I often find myself stumbling back into this place of
confusion.
There is a despair that comes with seeing your traits
labeled as “deficits”. Your very way of
thinking “disordered”. With knowing that
society is eager to know what causes people to think and feel and process the
world as you do, and to prevent this from happening. To cure you.
To make you like them. There is
an othering in all of this. In being
called “special” when you know what they mean is that it’s too shameful to even
name you as you are. To be told that you
are not Autistic, you simply have Autism.
You are still first and foremost a person. As if anyone else needs to be reminded that
they are a person.
There is sadness and anger that comes as a parent when these
same attitudes are projected towards your children, as if the so called
“normal” children are preferable to your own.
As if yours is deficient. As if
you should wish to trade your child in for a typical model, if only you
could.

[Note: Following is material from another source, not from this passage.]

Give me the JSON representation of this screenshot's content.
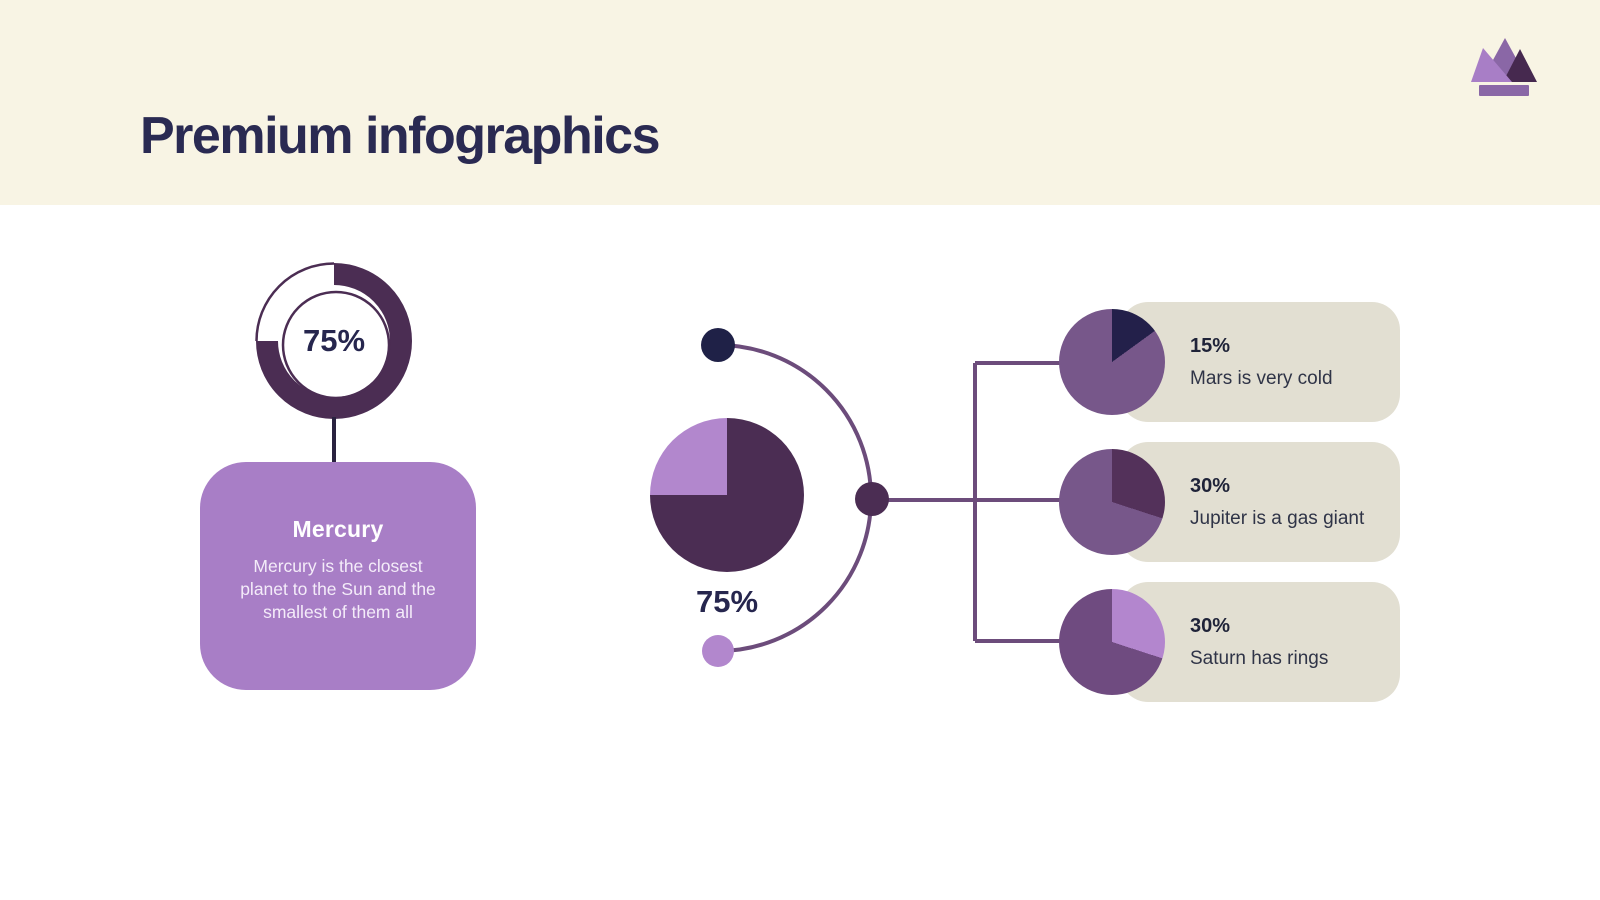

As if to raise these people who
you love more than anything in the world is something you ought to be pitied
for.
There is so much despair, in all of this. I keep thinking in time it will lessen, but
it doesn’t. It simply ebs and flows.
I want to light flame to such ideas. To turn them to ash. To join this movement that says we are NOT
deficient, we are NOT disordered, we do NOT need to be fixed, because there is
nothing wrong with us. Nothing.
Many Autistics believe this.
there is nothing wrong with us.
We simply need to be ourselves.
We simply need to shed our masks and welcome supports, and if we suffer,
it is because society has failed us, and not because we have failed. But, I don’t want to simply be
supported. I want to give more to the
world than I take. I want to help others
not to suffer. I want to help make the
world better, as so many others do. And
yet, I know… I know, that if I don’t
focus my energies on healing myself, I will spiral into a dark place.
I hate feeling this frail.
So devoid of skin. I hate that things others find easy leave me feeling
wrecked. I hate not knowing if I am
doing or saying things that I will be judged for. I hate that the smallest of things will
spiral me into anxiety, that day after day I exhaust myself with my thoughts,
that dysregulation churns within me until I am so beaten down that it’s hard to
function
In so many ways this is what Autism is for me,so how can I
blame others for thinking it’s something terrible?